The first is that California’s quality is simply higher, that prices merely reflect what’s in the bottle. I’m thinking in particular of one Rutherford proprietor who made an impassioned (if ludicrous) case that his $220 Cabernet was a downright bargain compared to Bordeaux. True, maybe, if your shopping list starts and finishes with futures of Lafite-Rothschild — currently about $440. Even then, it’s a Marie Antoinette sort of comparison, because Bordeaux is currently strangling itself: overpricing its top wines while thousands of less famous properties languish.
That value notion becomes even harder to justify as you move down the price chain.
The second argument? It simply costs more to make wine in California, hence the higher prices.
This feels more genuine.Yes, making wine in California can be expensive. Vineyard land is unreasonably spendy, like any property in the state. And, yes, most European vineyards have been planted for decades, with less-frequent replantings. But California grape prices have reached nearly crazy levels — surpassing $30,000 per ton at the very top end. Which is why, when everyone bristled last year as grower Andy Beckstoffer set aggressive new prices on his To Kalon fruit, I couldn’t feign surprise. It was simply a reaction to the no-limits philosophy of wine prices.
California’s labor costs are often higher, too. (Although don’t underestimate the bureaucratic hell of European Union employment laws.)
Still, when I hear estimates from some winemakers about the break-even prices per bottle — $125 from one top Napa Cabernet producer — my patience wears thin. In the end, consumers don’t care.
That said, please don’t go away thinking California wineries are out to skim us. Too many vintners still scramble to make ends meet, especially young ones, assembling their wine dreams on the scraps of each paycheck. Starting a wine label is hard and expensive; the smaller the harder, because no economies of scale exist for the endless mundane details —compliance paperwork, label design — required of an 800-case winery.
And there’s actually one silver lining in today’s prices. Twenty years ago, many top California wines played a dangerous game with the supply-demand curve. Vintners engineered a sense of scarcity into their allocations and mailing lists; hence all those spiraling prices. While some of today’s most collectible new California wines — Arnot-Roberts and Wind Gap, to name two — deal with similarly small quantities and similar demand, they cost a fraction of what top wines cost in the past. At the moment, at least, California has bargains to offer for your cellar.

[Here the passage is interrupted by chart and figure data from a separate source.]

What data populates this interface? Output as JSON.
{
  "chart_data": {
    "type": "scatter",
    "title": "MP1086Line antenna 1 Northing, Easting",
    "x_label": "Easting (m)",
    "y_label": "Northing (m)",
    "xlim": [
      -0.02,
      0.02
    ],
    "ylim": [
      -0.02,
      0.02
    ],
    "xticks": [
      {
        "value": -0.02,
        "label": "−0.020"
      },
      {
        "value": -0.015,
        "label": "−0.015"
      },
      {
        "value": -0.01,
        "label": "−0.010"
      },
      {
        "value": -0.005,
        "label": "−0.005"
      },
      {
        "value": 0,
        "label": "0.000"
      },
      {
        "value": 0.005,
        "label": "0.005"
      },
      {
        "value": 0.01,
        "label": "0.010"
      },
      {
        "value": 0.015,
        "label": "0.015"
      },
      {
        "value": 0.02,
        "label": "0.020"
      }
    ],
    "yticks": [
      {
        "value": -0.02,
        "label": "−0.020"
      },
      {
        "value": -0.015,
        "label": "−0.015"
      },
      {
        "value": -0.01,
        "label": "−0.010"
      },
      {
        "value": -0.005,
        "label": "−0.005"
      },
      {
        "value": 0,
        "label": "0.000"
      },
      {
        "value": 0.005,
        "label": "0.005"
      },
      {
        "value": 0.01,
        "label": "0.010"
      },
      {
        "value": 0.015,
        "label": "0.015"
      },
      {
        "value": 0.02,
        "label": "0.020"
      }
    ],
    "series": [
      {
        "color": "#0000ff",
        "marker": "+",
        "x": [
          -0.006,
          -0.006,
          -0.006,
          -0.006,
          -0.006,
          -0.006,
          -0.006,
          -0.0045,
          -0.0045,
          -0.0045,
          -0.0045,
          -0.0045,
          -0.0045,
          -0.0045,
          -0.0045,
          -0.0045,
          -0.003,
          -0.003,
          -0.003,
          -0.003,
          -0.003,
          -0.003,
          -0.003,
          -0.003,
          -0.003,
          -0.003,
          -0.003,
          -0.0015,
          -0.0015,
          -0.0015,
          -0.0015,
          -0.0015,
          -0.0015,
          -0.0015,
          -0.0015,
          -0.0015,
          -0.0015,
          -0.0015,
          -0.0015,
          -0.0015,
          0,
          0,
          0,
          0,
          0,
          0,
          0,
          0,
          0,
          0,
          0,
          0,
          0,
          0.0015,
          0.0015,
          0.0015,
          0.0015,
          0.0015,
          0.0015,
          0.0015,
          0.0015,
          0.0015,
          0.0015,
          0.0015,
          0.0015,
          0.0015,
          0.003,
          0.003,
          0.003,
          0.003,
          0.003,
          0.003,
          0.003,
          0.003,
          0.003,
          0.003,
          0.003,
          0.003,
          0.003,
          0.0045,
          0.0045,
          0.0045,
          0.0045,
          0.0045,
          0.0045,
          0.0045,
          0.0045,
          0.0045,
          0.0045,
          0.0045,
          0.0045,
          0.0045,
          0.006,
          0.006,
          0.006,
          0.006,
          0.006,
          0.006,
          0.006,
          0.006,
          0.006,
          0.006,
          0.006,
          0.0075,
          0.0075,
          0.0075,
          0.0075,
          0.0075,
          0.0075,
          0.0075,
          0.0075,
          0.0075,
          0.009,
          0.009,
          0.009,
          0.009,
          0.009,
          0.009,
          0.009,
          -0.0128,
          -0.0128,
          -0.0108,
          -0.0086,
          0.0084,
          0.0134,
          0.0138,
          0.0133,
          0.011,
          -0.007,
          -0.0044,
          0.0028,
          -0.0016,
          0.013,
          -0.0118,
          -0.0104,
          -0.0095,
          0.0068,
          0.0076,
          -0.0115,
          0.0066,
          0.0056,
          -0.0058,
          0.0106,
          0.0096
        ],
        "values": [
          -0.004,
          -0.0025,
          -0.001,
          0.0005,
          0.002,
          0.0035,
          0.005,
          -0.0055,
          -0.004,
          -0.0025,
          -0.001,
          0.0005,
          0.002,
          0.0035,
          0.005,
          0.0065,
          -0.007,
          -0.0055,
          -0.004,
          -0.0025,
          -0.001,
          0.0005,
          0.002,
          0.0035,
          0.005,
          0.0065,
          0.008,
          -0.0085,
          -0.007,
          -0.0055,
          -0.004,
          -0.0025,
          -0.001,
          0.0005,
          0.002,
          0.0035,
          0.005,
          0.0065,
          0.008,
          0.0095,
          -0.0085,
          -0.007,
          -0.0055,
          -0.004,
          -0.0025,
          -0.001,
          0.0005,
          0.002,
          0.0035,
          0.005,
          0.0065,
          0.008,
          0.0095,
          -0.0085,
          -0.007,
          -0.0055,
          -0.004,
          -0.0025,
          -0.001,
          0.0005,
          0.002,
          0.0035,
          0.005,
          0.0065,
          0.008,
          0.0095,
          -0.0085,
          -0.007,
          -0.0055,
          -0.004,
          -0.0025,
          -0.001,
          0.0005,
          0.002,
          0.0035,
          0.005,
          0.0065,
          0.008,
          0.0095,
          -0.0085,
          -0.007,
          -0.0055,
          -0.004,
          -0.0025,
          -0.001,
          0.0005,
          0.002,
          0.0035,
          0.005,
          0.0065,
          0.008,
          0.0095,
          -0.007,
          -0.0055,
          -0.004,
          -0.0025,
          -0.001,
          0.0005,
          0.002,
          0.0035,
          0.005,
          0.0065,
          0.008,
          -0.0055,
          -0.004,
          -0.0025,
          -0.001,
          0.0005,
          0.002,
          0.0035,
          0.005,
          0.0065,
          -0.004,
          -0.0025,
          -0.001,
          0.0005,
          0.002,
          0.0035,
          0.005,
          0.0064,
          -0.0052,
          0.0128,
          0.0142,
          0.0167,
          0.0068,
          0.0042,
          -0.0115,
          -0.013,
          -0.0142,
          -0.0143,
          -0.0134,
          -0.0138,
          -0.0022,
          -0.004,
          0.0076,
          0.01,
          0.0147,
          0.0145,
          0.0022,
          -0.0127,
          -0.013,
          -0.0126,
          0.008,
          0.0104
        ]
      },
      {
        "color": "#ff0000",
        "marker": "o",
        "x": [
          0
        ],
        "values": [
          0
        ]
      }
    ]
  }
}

I’d like to interpret that as a sign that, in a modest way, California is learning to successfully wrangle the neuroses of its prestige.
But in the end, to stay competitive, the we’re-worth-more argument has to die. We need to look on shelves and see more table wines, made by talented winemakers, that we all can buy and drink on an everyday basis — made with the dignity and care that the state’s industrial wine lake never offers. We need more worthwhile glasses of wine in restaurants for less than $15.
Because, again, California has cleared its biggest hurdle: People once again love its wines. Wouldn’t it be a shame if that progress was halted because the people ready to be charmed decided it just wasn’t worth the money?
Price is the one thing that could undo California’s current burst of popularity.